We were once like most families, proud of the accomplishments of some, snickering a little at the foibles of others, but glad to be counted among its members. It was the home we went to when we needed shelter, and it served as a blanket to keep us warm when the cold of winter descended. The cold is now upon us, having  permeated to the core of our being.

The family of Mann is fractured. Much like the ground along the fault line of an earthquake, below a calm exterior was a festering disease. We were transfixed by our academic excellence and fooled into believing that intellectual strength required coupling with moral integrity. Those who would do us wrong, rob us of our good name, worked in the shadows, hidden from our sight. They preyed upon the unsuspecting, the vulnerable. They ate the meat from their bones, and left behind  pain and suffering of unimaginable proportion.

Horace Mann was not the beneficent god we thought it was. It was not even the uncle who was a bit off but harmless. At its very core there has been revealed a heart of darkness

So much good has been laid to waste by the revelations that continue to surface, continue to remind us never to really place our trust in anyone or anything. All the memories we carried with us over the last half century are now tinged with doubt. Question permeates every past certainty, confusion existing where there once unfettered clarity.

A band of thieves have stolen our pride and left our blanket in tatters. When we speak of Horace Mann these days, we do so in far more subdued tone, often with apology. We distance ourselves from its tragedies rather than revel in its triumphs.
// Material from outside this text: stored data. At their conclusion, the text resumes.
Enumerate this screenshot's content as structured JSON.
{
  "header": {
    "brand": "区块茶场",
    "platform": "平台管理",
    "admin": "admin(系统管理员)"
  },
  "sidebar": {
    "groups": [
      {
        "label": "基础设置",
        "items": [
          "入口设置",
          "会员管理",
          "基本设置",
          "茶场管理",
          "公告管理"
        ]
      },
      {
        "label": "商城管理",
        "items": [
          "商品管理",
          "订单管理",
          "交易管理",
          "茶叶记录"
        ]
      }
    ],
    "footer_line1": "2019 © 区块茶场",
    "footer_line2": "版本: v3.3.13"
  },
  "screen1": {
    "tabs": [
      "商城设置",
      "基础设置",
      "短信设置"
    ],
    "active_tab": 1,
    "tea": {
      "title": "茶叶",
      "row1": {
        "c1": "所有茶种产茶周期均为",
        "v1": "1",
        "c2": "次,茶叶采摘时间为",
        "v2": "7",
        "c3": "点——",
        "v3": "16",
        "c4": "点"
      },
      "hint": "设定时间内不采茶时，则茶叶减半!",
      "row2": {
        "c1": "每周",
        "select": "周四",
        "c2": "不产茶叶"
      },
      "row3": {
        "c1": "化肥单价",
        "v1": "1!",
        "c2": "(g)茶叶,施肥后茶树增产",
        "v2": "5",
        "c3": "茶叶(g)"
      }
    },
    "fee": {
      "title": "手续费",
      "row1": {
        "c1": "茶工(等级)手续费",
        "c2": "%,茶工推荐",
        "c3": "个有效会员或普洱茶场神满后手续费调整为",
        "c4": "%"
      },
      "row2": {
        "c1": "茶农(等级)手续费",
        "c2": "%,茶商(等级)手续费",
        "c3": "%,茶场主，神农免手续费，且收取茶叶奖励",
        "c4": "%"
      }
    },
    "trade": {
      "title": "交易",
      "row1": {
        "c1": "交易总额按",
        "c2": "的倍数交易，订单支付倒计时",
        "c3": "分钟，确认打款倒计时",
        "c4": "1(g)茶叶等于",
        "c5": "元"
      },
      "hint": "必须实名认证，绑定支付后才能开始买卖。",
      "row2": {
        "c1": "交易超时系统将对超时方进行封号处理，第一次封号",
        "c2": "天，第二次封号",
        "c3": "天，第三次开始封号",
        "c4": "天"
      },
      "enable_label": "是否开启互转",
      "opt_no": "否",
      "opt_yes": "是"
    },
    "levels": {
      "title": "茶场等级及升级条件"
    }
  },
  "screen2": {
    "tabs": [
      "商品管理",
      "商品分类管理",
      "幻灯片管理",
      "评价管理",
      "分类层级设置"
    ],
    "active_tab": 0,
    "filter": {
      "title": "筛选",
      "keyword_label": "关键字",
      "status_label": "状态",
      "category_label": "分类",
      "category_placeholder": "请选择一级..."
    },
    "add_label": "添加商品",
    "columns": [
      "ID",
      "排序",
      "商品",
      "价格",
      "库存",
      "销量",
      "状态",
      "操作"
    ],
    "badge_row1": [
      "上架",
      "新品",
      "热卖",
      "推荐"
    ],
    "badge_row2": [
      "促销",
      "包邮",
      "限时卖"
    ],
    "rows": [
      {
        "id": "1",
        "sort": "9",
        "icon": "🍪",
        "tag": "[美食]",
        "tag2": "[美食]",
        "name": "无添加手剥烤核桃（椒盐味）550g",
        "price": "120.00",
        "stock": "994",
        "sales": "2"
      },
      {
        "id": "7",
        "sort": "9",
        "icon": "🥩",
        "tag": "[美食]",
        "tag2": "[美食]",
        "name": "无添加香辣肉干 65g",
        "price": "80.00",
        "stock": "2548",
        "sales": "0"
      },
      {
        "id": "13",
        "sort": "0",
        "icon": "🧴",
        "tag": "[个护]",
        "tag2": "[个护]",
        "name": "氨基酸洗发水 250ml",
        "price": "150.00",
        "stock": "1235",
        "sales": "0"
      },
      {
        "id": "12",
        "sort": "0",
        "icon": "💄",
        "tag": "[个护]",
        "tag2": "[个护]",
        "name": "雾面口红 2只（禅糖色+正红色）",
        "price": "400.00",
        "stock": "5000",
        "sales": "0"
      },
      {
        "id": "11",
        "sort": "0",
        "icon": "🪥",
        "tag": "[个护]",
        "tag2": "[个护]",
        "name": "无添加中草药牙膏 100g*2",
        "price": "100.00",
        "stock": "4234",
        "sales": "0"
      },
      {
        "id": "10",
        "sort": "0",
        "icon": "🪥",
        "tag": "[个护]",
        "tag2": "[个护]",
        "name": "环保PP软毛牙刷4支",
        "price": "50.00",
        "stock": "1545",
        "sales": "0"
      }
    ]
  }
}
It would be easy to treat this as a problem whose time has passed, the perpetrators having long left the scene, many having long left this earth. But our family would still be riddled with an illness left untreated. We owe it to those who have been most battered and beaten not to forget. If we are ever to put our family back together again, to be made whole, or at least as close to whole as we can, we must confront the sins of the past and do what we can to make things right. Until that day comes to pass, we can never again call ourselves the family of Mann.